The law has been challenged in several court cases for being vague and overly broad, and the Supreme Court is set to rule within the next several weeks on its constitutionality. Because 12 of the 24 charges against Blagojevich accuse him, essentially, of conducting this type of fraud, his lawyers have attempted to delay the trial until after the Supreme Court makes a decision. A judge refused.
But the Supreme Court seems likely at least to narrow the circumstances under which the law can be used, if not scrap it entirely. Justice Antonin Scalia, often the standard-bearer for the court’s conservative wing, wrote a scathing critique of the honest services statute in a 2009 dissent, arguing that, under the law, “anyone who does something wrong commits a crime.”
What’s so striking about the case is just how crucial the honest services statute has become to preventing or prosecuting otherwise appalling ethical lapses in state capitols around the country. In the case of Bruno, for example, his crime may have seemed inherently wrong — using a public position for private gain — but there were no criminal laws on the books in New York to prevent such abuses, or even to require public officials to disclose outside business interests. Prosecutors based all of their charges on the “honest services” statute. If the law is overturned, Bruno may well go free.
Blagojevich, on the other hand, must still answer to charges of extortion and racketeering. But to convict a politician of those crimes, prosecutors must prove that threats were explicitly made, or that money changed hands. In Blagojevich’s case, their task may be made easier by federal wiretaps that capture a profane and impatient governor haggling over Senate seats, political kickbacks and promises of employment for his wife.

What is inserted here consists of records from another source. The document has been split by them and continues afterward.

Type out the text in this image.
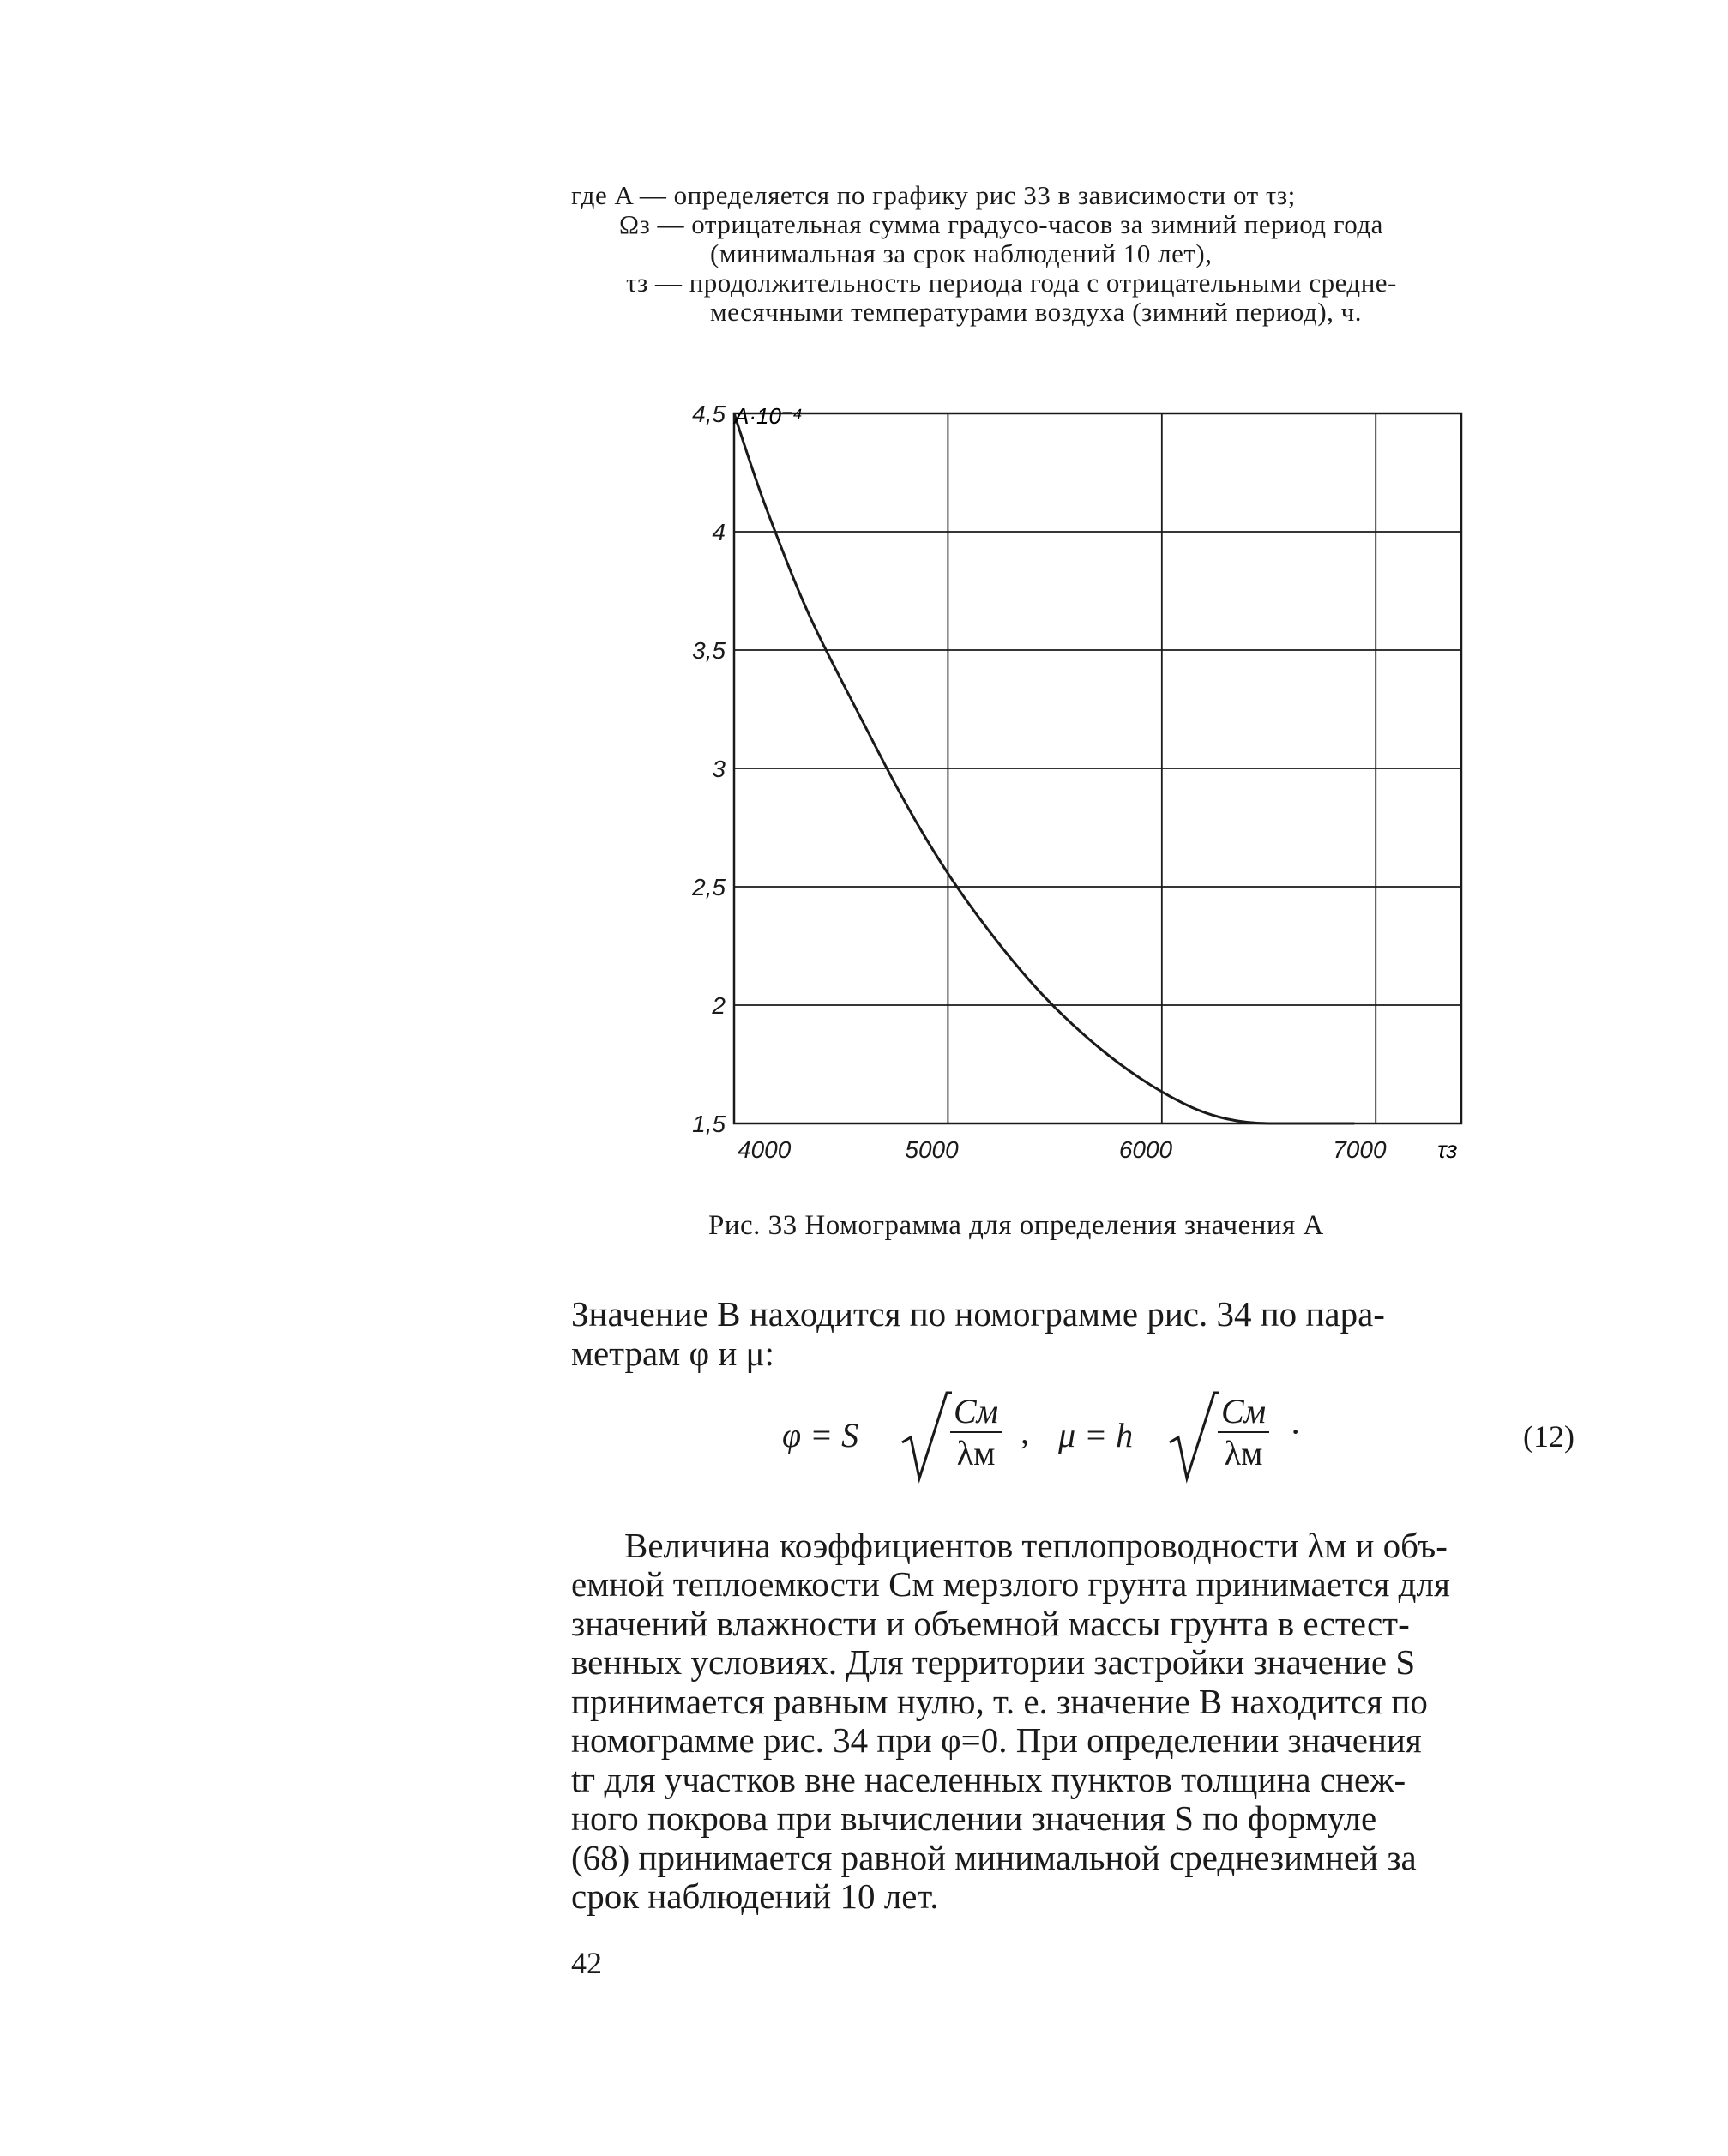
где A — определяется по графику рис 33 в зависимости от τз;
Ωз — отрицательная сумма градусо-часов за зимний период года
(минимальная за срок наблюдений 10 лет),
τз — продолжительность периода года с отрицательными средне-
месячными температурами воздуха (зимний период), ч.
4,5
4
3,5
3
2,5
2
1,5
4000	5000	6000	7000
A·10⁻⁴
τз
Рис. 33 Номограмма для определения значения A
Значение B находится по номограмме рис. 34 по пара-
метрам φ и μ:
φ = S
Cм
λм
, μ = h
Cм
λм
·	(12)
Величина коэффициентов теплопроводности λм и объ-
емной теплоемкости Cм мерзлого грунта принимается для
значений влажности и объемной массы грунта в естест-
венных условиях. Для территории застройки значение S
принимается равным нулю, т. е. значение B находится по
номограмме рис. 34 при φ=0. При определении значения
tг для участков вне населенных пунктов толщина снеж-
ного покрова при вычислении значения S по формуле
(68) принимается равной минимальной среднезимней за
срок наблюдений 10 лет.
42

But in most cases, like Bruno’s, money never changes hands. Or if it does, it’s not easily traced. Threats are veiled and promises implied. The brand of horse-trading common in state capitols and city councils, with some exceptions, is routine, and rarely prohibited by the law. The only thing that makes them indictable offenses is that they are, essentially, “dishonest,” that they trade private gain for public power, and abuse the public trust.
“To me, the biggest question if the statute goes by the wayside is, ‘What are the cases that the government can’t bring anymore?’ And I think there are a lot of them,” said Patrick Collins, a former federal prosecutor who led the investigation of a previous Illinois governor, George Ryan. Ryan is currently serving six years in prison for a scheme involving the sale of government licenses and contracts.
In Ryan’s case, prosecutors based their charges almost exclusively on the honest services law.
“If the statute was gutted, it would have been, I don’t want to say a fatal blow, but a very significant blow to the Ryan case,” Collins said. “Whether or not it goes, there’s other things that can be done at the state legislative level in states around the country to bolster and support the tools needed to keep politicians on the straight and narrow.”
Collins suggested, among other things, allowing state prosecutors to apply for wiretaps in investigations of public corruption, which would make it easier to prove specific charges like bribery or extortion. Currently, state prosecutors in Illinois and elsewhere can use wiretaps on drug kingpins, for example, but not on public officials. “One doesn’t have to be to cynical to identify why the politicians may have carved themselves out of the statute,” Collins said.
He added that wiretaps were just one of many ways, including stricter disclosure requirements and campaign finance laws, to keep politicians honest: “There is a patchwork of items that should be considered to fill the void, if you will, if the honest services law is struck down.”